The Flying Lovers of Vitebsk is a vivid, colourful piece of theatre which tells the love story of Marc and Bella Chagall. The cast and creative team of this show have successfully breathed new life into this biographical tale by incorporating song, dance and physical theatre into the narrative.
Starting in the city of Vitebsk and travelling to Petersburg, where the couple learn to live under the pervading darkness of World War II, the play shows us the continual conflict between art and the reality of living. The couple are played by Audrey Brisson and Marc Antolin, and they are accompanied on stage by live musicians who interact with the actors and narrative throughout. The music provides both an atmospheric soundtrack and soaring musical numbers to complement the powerful voices of both Brisson and Antolin.
There are multiple moments of stunning elegance throughout the show, created through physical theatre that is brimming with imagination and romanticism.

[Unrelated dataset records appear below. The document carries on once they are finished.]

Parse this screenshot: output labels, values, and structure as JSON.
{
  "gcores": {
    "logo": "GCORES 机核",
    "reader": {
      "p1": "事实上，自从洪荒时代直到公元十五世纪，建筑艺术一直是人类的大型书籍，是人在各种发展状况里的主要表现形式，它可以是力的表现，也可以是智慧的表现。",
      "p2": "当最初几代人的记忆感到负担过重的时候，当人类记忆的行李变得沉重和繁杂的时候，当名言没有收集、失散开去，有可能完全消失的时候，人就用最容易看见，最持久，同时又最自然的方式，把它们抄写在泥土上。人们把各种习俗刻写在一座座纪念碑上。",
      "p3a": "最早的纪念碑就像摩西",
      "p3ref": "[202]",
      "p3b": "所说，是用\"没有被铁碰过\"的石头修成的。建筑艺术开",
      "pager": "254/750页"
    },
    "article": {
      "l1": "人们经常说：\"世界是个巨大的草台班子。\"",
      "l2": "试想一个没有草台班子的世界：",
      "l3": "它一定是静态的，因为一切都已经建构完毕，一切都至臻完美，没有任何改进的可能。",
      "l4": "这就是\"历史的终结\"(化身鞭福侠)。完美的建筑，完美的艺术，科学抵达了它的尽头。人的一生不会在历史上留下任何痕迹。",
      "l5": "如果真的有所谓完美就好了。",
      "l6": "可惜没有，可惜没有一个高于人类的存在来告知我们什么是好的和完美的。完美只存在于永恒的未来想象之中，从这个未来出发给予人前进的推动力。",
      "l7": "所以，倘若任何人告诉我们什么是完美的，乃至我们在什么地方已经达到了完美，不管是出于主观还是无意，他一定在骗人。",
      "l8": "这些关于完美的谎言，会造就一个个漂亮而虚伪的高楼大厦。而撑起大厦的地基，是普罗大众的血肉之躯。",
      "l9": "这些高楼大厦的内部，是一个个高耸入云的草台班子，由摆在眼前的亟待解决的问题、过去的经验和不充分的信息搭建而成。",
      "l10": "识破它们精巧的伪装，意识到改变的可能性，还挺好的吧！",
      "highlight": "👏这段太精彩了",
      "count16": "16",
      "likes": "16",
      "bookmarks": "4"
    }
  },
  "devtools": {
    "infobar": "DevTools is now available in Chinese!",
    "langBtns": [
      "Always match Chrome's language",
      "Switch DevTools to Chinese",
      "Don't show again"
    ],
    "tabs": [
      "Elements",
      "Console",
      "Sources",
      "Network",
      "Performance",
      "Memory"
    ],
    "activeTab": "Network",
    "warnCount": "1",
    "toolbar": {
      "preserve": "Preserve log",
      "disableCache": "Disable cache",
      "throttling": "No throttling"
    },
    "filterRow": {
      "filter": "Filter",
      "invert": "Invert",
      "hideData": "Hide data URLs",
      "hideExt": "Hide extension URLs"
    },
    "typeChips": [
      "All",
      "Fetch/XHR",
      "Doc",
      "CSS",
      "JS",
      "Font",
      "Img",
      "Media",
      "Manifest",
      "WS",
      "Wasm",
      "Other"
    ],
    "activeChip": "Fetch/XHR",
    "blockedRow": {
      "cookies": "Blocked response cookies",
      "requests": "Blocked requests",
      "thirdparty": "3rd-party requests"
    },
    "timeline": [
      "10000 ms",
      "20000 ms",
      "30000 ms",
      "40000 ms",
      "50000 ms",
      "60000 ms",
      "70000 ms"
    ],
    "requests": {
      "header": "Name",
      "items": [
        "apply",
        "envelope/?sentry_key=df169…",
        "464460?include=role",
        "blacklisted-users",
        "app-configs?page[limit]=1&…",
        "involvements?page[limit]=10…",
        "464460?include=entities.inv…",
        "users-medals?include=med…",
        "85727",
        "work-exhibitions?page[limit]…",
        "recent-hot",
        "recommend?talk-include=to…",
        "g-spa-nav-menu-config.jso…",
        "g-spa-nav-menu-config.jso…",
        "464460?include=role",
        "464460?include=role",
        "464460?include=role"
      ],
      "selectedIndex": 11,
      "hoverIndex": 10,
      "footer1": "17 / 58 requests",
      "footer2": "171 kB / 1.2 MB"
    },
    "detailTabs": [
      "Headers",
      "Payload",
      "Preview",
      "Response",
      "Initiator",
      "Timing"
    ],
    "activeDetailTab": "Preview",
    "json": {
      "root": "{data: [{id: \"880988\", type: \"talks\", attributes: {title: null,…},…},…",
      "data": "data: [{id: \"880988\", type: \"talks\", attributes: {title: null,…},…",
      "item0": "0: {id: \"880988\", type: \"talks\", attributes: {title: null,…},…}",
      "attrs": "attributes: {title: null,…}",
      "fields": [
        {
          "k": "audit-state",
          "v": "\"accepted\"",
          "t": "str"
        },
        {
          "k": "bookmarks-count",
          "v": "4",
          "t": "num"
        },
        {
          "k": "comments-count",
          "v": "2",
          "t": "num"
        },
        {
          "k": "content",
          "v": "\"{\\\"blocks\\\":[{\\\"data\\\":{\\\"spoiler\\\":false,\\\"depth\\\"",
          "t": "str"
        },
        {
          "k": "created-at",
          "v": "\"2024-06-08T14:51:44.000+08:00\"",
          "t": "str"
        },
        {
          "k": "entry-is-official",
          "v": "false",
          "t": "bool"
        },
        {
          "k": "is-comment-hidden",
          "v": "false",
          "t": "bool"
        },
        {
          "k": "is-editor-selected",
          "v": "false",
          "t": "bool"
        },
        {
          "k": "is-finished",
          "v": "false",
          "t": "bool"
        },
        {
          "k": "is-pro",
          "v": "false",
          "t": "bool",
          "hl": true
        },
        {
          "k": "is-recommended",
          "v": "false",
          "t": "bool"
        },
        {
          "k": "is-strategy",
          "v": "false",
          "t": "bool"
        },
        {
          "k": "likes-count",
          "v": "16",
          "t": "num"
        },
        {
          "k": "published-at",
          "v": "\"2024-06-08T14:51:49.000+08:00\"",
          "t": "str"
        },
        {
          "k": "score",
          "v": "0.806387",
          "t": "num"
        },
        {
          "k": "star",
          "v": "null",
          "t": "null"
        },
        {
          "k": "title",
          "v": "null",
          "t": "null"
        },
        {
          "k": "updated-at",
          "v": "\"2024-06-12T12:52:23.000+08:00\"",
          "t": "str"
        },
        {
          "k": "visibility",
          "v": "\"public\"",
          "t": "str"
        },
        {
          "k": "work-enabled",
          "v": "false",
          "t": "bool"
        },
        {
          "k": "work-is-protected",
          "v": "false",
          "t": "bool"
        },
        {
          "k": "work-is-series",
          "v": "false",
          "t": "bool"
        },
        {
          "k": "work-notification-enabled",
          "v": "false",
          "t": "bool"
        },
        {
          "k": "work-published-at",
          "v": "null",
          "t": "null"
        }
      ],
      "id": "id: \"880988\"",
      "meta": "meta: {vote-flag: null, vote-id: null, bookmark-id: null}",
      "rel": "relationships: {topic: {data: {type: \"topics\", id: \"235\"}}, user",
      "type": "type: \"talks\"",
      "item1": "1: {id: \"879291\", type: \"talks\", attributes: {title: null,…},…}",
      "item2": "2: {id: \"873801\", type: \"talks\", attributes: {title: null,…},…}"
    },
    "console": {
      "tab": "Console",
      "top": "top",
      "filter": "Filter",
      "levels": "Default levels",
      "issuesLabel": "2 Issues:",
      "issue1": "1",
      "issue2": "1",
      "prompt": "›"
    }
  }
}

This is all beautifully set against a well-crafted backdrop, designed by Sophie Clist. The wooden eaves from which the actors hang and the geometric back wall on which dramatic silhouettes are created are the perfect set for such a visually beautiful play. The aesthetic quality of this show is what makes its style of storytelling so unique.
Though the show also explores the political context in which the lovers live and struggle, these focuses are perhaps less effective than the moments when the intensity of the love between Marc and Bella is under the magnifying glass. Both actors capture the many layers of a complicated relationship with ease. They show the stumbling and undignified parts of it at some points, and immerse us in its giddy euphoria at others.
But this play is not only about love, it is also about art. Sculptures of symbols from Chagall’s paintings are used creatively in dance to explore the characters he has conjured up. The creative process of painting is portrayed through elegant physicality, and the play manages to be self-referential about its own state as a piece of art without breaking its spell.
There is a delicacy to this play which makes it charming as well as awe inspiring. It is theatre at its most magical.
The Flying Lovers of Vitebsk is playing at the Traverse Theatre as part of the Edinburgh Fringe until August 27.